I wonder whether the disciples were thinking about who was going to wash their feet. We know that they spoke about who would be considered the greatest. There is, however, no record, that they had a conversation about who should be the one who would wash the feet of the others. Were they thinking about this?

Then Jesus removed his garments. (It is plural in the Greek, suggesting that Jesus did, in fact, remove his clothes.) Jesus then took water in a basin and washed the feet of his disciples. I wonder whether the disciples were embarrassed by this. I wonder whether the disciples were thinking that it should be they who was the feet of the others—not their teacher, their leader, their rabbi.

And so Jesus comes to Peter who objects. ‘Are you going to wash my feet?’ There is a sense in which this was wrong. It should have been the other way around.

‘You do not know what I am doing, but later you will understand.’ Peter’s objection was perhaps understandable and every year, when I ask twelve people to let me wash their feet, I get the same questions, the same objections, the same sense of embarrassment. ‘Father, are you going to wash my feet?’ Most of the responses I get, when people say ‘yes’, are a rather hesitant agreement.

For me, it is a moment when, in a very real and profound way, I remember who I am and what I am called to be as a priest. I am called to be an icon of Christ, to speak Christ’s words to his people, to serve them as Christ served his disciples. Of all the moments in the year, it is one of the most emotional and most moving.

Those who allow me to wash their feet actually teach me who I am and what I am called to be. They, actually, are the ones who help me to become what Christ has called me to be.
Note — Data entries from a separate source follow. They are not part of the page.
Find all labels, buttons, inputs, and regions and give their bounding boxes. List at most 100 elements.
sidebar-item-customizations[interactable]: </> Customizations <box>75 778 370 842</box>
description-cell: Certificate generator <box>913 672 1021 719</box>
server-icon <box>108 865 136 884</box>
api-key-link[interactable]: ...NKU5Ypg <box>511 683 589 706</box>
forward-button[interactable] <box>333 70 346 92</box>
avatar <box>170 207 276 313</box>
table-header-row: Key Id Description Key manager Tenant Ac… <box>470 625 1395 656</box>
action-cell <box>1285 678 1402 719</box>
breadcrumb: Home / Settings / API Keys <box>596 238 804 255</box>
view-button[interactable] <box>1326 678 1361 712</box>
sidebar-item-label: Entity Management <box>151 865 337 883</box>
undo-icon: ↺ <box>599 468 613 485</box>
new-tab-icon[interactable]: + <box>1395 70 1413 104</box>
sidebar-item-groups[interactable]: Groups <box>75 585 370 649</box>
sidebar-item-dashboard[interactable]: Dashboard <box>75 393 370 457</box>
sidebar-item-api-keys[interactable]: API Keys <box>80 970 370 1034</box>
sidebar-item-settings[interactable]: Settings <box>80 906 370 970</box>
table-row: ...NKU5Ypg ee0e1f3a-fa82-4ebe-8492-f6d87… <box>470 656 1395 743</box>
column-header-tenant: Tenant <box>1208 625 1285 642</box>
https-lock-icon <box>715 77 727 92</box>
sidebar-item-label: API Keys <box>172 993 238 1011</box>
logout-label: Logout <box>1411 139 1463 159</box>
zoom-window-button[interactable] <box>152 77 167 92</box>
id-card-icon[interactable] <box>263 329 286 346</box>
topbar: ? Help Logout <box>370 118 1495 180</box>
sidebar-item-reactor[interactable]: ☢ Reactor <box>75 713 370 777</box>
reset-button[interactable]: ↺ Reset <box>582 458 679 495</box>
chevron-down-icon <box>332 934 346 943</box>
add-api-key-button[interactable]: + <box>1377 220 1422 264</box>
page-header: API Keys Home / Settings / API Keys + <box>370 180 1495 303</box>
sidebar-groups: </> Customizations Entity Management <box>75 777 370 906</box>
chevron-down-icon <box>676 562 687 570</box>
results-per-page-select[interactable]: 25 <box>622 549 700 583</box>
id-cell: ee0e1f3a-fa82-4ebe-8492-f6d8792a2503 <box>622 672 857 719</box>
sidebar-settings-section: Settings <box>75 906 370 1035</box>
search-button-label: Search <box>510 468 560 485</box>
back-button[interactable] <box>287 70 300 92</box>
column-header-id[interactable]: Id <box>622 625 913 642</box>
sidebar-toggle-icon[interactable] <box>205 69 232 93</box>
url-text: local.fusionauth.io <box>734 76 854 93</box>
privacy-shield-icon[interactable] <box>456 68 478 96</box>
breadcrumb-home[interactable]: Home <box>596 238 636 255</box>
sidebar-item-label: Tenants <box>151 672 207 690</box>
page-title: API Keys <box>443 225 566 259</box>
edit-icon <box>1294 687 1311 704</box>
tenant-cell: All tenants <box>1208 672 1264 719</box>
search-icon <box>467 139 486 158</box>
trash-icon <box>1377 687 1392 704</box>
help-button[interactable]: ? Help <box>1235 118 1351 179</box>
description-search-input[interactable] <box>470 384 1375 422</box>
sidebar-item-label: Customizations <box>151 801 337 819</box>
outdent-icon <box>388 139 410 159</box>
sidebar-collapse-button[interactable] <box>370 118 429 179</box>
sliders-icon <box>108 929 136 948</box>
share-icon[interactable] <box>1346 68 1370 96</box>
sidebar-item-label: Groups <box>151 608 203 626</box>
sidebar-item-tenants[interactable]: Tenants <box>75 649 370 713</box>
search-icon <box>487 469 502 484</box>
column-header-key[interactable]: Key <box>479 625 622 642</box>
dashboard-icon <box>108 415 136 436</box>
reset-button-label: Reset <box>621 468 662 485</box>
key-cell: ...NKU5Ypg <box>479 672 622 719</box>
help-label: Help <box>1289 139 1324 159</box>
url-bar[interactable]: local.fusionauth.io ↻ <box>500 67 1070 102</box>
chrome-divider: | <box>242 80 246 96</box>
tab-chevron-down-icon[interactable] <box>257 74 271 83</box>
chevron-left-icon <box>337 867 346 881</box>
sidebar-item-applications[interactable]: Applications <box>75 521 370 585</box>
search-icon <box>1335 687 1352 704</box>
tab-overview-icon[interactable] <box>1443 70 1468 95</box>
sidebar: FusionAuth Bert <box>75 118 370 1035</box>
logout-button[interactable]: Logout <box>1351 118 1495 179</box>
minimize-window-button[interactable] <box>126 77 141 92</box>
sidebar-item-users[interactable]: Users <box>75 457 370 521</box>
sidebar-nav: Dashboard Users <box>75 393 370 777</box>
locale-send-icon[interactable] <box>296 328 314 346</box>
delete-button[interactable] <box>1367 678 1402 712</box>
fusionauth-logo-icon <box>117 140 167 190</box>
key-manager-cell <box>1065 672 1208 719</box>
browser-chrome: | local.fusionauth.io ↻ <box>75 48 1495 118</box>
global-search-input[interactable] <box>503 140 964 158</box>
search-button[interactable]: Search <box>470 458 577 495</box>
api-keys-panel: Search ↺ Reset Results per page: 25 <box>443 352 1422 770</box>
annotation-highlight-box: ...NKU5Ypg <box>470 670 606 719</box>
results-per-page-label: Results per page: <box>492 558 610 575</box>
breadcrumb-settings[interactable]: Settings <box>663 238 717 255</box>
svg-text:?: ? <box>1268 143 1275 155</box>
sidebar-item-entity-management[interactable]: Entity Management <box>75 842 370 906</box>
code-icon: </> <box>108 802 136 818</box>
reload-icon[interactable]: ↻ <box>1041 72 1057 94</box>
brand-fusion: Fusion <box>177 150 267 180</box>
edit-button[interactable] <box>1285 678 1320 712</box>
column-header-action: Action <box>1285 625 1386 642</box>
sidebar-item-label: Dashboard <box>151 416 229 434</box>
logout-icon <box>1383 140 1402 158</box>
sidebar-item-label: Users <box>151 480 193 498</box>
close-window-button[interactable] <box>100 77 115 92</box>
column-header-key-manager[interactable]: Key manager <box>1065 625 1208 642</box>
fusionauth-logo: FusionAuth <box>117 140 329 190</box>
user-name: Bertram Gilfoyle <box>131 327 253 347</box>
Without them, my priesthood would be less real, less authentic, and so I thank them. I have asked twelve people to allow me to wash their feet, symbolic of the twelve disciples. Once I have washed their feet, if any others of you wish to have your foot washed, please do come forward when those twelve have left their seats and it will be my honour and privilege to wash your feet.

For the disciples, whose feet would most likely have been caked in dust and dirt, it was a lesson in humility and a lesson in grace. It was a lesson that taught them about God’s love and grace.

It was a lesson that taught them that Christ would be the one who would remove the stain from their lives. It was a lesson that taught them that they had to allow Christ the room in their lives to make them clean. They had to allow Christ in and put aside their pride, and even their sense of shame and embarrassment.

We cannot make ourselves clean. We too must allow Christ to touch our lives in the most secret and intimate places. We must be prepared to lay ourselves bare to Christ, that it is he who will cleanse us, that it is he who will raise us to be what God has created us to be.

Tonight is one of the most powerful and the most emotional experiences of the Church’s year when, if we allow it to, the truth of what Christ did for us can become very real to us. We find ourselves in the place of the disciples, having our feet washed, receiving Christ’s body and his blood, but then we will strip the Church and we desert Christ, as he was deserted by his disciples. A watch is kept until midnight. You can go home and come back later, as many times as you wish. You can stay for ten minutes or the whole three hours. It is our experience of sitting with Jesus in the Garden of Gethsemane, fighting our need to sleep as we keep watch. We then leave, knowing that tomorrow we will take our place at the foot of the cross.

May these events become real to you this evening. May we all be brought close to Christ is his passion and death, that we may celebrate the great Paschal feast with renewed life and joy.